Tuesday, 14 December 2010

Mini World

I am a girl and am not interested in cars, I see them as a means to simply get me where I want to go in the safest way possible. However, I am lucky enough to own a beautiful Mini Clubman (that's an estate version of the Mini), and it is the ideal vehicle for me to zip about the countryside and squeeze into small spaces when I am in London, it also fits in the small herd, two dogs and Handsome Husband, so is a multi-tasking beauty, just like me.

I recently had to take my lovely Mini in for a Service. Normally this is a tiresome event, and does not take long enough to warrant a courtesy car so I have to wait about reading out of date issues of What Car, Classic Car or Top Gear, none of which are normally on my reading radar. To top that the showroom seating is uncomfortable and there is a ghastly coffee machine, that splutters out something that looks more like weak ale than coffee and I cannot tell you what it tastes like as I surreptitiously poured it into the plant pot next to the brochures.

This visit turned out to be a little more interesting than I had expected, as I decided to take a look at the new Mini Countryman which was proudly displayed in the showroom. The eager salesman (Julian) was more than happy to talk me through this Mini beast, and he talked enthusiastically about all sorts of technical issues which went straight over my pretty head, but I nodded, smiled and agreed with everything he said, but after about 5 minutes of his waffling I began to glaze over a little until I spotted something I had to enquire about.

"What on earth is that" I asked pointing to what looks like the accelerator handle on a small speedboat. "Aaah that is the handbrake" he said in hushed tones, and then continued "I know, it's horrible isn't it"? It certainly is a ghastly looking thing, and frankly spoils the whole look. It was then that I gave this Mini a critical once over and decided that it is all wrong, it's huge and I thought Mini was supposed to be small, and despite having four doors it offers no additional leg room than my current gorgeous little Mini, its body design also resembles and clumsy London Taxi and there are some strange poles which run all the way down the middle of the interior of the car which give the appearance of it not being quite finished. Julian then began to give me the sales talk about Mini being a brand and that they had listened to what customers want and this is it. Well not me Julian, I don't want one at all I shall be sticking to my Clubman, although when the very helpful man on the Service Desk re-appeared with my keys he gave me the bad news that my little car will need new front and back brakes in about 1000 miles, so what with that, the newly due MOT it may just be cheaper to get myself a new little Clubman.

As I've been a very good girl this year, maybe Santa could be persuaded. What do you want for Christmas? xxx

Tuesday, 7 December 2010

Rugger Buggers

The Gorgeous England Rugby Player, Ben Cohen

My eldest and middle chap both play the game that mummies often find difficult to watch, rugby. It is difficult on three levels for me, firstly it is mostly played when the weather is cold, sometimes wet and often windy, and having sensitive skin the combination of these elements can prove challenging, but I have found the perfect barrier to shield me from the assault, a rich cream from Dermalogica (Intensive Moisture Balance) which not only protects but also gives my skin a healthy glow.

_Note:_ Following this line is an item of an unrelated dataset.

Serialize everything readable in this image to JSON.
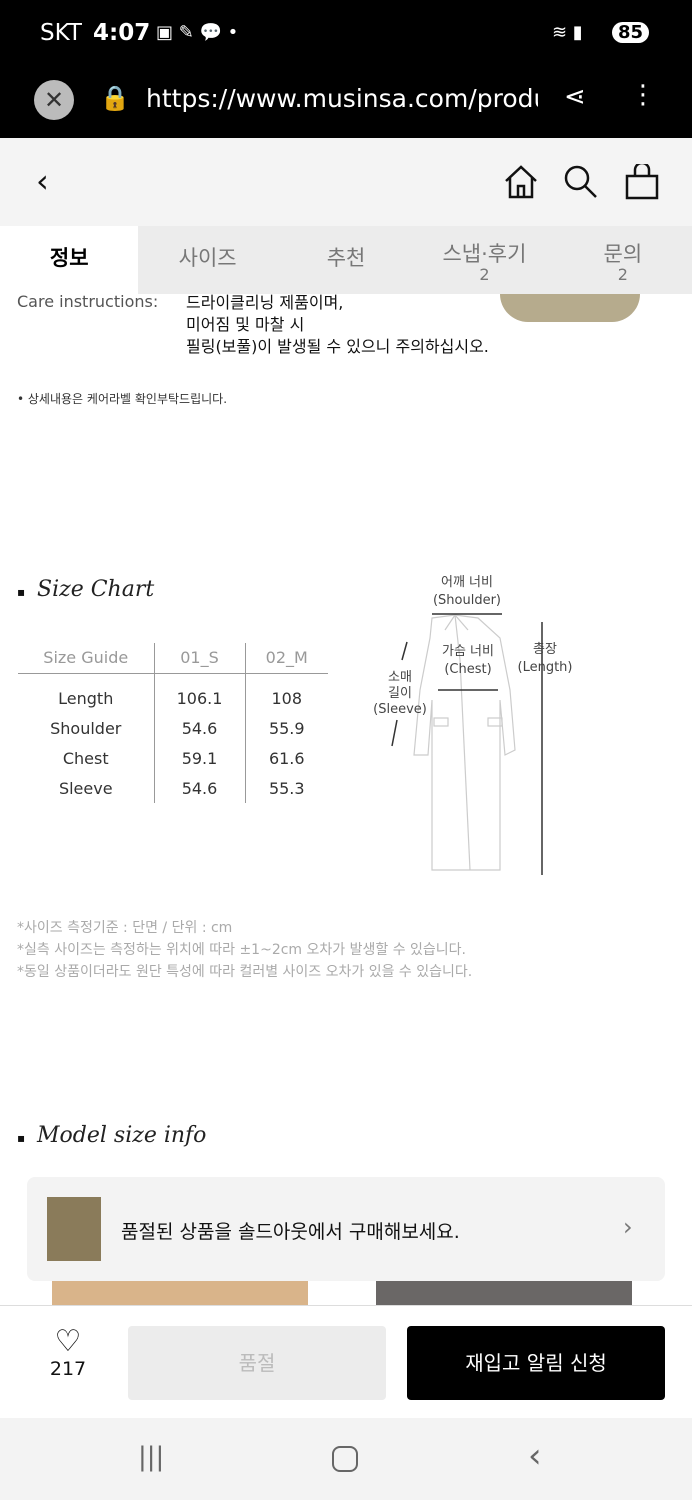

Another difficulty which is impossible to avoid is that of the injured son. Does one dash onto the pitch with Belstaff jacket flying behind you to tend to the wounded, or does one stand silently looking on as the boy lays on the ground gasping in pain and being ignored by everyone, until he drags himself up and limps on. It is a dilemma, and I have been told that unless the paramedics are called on, I am to stay rooted to the spot and not even show a flicker of interest. So far I have obeyed my instructions but I will be honest with you and say, I have found it extremely difficult to do so, but I do understand that there are unspoken rules which must be obeyed or my son will be ribbed endlessly by his team mates.

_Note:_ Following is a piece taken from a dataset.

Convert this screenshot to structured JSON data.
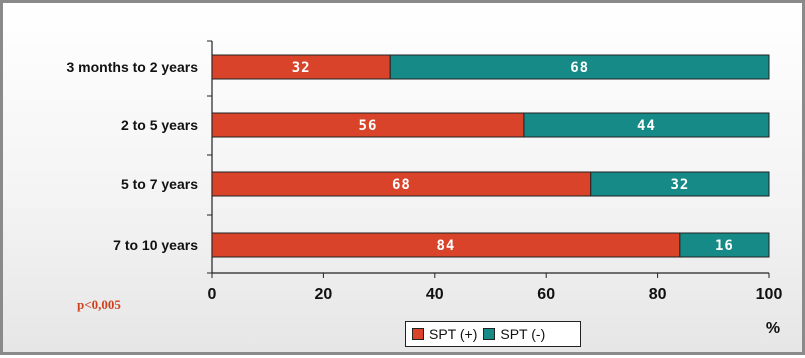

The final challenge is that of the Rugby Dad, who I have been able to observe at close range for nearly a whole season. Although they may vary in height, age and looks they all share some defining characteristics, an extremely loud voice, a complete disregard for the instructions and directives from the referee and a need to pace the field roaring at his own son, particularly if he makes an error. They are indeed terrifying and I have on several occasions felt quite tempted to kick one or two of them very hard on the shin, but being a lady, I haven't.

Should their sons team win they gloat boorishly during tea, should they lose the are like great big babies skulking around, and then admonish their son when he arrives looking battered and bruised from the gladiatorial battle he has just lost. There is one feature I feel that these bully boys must also share, although I have no evidence for it, that these sad excuses for men all seem to have very small bulges and I'm not talking about their wallets.

My very own Handsome Husband, I'm sure you will be pleased to know, neither paces nor shouts loudly, and chats gleefully to the other normal dads while watching with one eye while his son is being crushed, pulled, winded and occasionally scoring a try. Perhaps that may have been why he has had no trouble ever scoring himself.